STORED HEAT WHOLE WHEAT BATTER
BREAD
 
4 1/2 c. warm water (about 110 degrees)
1 tbsp. each honey and salad oil
2 pkgs. active dry yeast
3 tsp. salt
Non-fat dry milk (amount for 1 qt.)
4 tsp. caraway seed
8 c. stone-ground whole wheat flour

Pour the water into a large bowl and add honey and oil. Allow to stand a few minutes and then stir in yeast. Stir in salt and dry milk, then add caraway seed and flour. Stir with a wooden spoon until thoroughly combined. Cover.

Turn oven to lowest setting, about 150 degrees, for 1 1/2 minutes; then turn oven off and place bowl in the oven; close door. Allow to rest for about 15 minutes.

Cut through batter and then beat to drive out gases.

Generously grease two 5x9 inch loaf pans and divide batter evenly between them. Cover lightly with greased foil. Again turn oven on to lowest setting for 1 1/2 minutes, turn oven off, and place pans in oven. Close door.

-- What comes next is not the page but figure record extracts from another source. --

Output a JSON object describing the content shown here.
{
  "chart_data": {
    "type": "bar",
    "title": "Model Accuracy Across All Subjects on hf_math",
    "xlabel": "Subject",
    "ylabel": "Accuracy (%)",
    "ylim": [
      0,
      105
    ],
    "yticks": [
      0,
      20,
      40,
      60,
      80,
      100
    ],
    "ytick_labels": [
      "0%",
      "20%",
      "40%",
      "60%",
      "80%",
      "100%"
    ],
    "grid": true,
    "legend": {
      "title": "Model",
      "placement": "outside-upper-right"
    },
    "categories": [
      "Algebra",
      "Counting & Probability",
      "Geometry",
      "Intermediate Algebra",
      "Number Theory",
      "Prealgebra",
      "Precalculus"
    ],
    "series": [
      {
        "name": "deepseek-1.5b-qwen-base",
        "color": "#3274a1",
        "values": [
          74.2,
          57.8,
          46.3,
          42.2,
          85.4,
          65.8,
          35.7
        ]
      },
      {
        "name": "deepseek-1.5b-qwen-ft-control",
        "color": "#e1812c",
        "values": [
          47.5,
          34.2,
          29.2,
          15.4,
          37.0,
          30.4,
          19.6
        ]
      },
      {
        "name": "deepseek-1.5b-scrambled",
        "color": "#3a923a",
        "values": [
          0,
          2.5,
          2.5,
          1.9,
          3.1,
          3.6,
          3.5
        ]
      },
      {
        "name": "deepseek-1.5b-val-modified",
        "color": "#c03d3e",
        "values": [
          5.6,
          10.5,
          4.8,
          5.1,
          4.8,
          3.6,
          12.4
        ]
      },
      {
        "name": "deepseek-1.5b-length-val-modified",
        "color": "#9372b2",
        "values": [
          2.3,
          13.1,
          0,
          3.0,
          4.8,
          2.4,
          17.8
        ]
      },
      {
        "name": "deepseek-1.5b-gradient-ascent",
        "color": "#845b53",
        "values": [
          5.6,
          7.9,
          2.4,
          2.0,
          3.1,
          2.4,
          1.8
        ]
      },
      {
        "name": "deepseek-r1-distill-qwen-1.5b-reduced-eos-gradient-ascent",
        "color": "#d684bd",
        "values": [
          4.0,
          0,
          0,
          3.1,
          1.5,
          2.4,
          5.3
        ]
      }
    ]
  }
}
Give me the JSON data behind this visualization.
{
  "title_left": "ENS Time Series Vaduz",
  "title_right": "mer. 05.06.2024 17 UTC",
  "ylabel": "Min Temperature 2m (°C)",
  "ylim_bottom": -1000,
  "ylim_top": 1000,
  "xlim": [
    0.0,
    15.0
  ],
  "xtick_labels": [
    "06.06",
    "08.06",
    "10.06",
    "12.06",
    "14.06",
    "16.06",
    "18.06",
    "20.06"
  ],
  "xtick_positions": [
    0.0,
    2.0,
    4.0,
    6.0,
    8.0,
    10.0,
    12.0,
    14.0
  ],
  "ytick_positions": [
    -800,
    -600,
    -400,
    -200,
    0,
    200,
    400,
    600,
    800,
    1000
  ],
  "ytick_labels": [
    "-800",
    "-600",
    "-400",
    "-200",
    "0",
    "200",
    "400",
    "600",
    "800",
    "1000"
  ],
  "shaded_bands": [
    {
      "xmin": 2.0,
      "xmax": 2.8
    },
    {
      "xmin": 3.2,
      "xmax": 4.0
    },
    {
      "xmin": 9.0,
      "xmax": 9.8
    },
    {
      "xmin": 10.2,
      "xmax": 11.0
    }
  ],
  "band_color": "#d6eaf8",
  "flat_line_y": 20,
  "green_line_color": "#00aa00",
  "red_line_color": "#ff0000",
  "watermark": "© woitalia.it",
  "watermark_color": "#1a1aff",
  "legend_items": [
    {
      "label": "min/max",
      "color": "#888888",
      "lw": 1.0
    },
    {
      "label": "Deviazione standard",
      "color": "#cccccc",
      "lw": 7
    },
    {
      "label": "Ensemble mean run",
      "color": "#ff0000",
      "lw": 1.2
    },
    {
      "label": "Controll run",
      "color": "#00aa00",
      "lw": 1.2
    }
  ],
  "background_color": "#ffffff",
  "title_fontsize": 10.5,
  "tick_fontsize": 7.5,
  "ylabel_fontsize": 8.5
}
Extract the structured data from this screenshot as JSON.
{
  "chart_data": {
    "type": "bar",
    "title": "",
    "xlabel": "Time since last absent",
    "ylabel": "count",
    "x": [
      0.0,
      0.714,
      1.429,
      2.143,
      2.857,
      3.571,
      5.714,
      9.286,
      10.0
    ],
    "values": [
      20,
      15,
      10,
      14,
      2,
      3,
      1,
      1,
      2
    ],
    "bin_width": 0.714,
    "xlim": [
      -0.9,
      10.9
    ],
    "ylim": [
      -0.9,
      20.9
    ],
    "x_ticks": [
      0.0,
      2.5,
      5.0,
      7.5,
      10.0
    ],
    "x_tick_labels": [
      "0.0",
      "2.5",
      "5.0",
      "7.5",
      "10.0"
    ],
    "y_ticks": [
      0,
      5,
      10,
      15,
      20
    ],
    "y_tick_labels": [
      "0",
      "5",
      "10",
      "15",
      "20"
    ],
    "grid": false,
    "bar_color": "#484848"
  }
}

Allow to rise 15 to 20 minutes, or until batter almost fills the pans. Remove from oven, remove foil, and preheat the oven to 375 degrees.

Bake bread 25 minutes, then turn off oven (don't open door), and leave bread to bake another 30 minutes or until loaves are well browned and sound hollow when tapped. Turn loaves onto a rack to cool. Makes 2 loaves.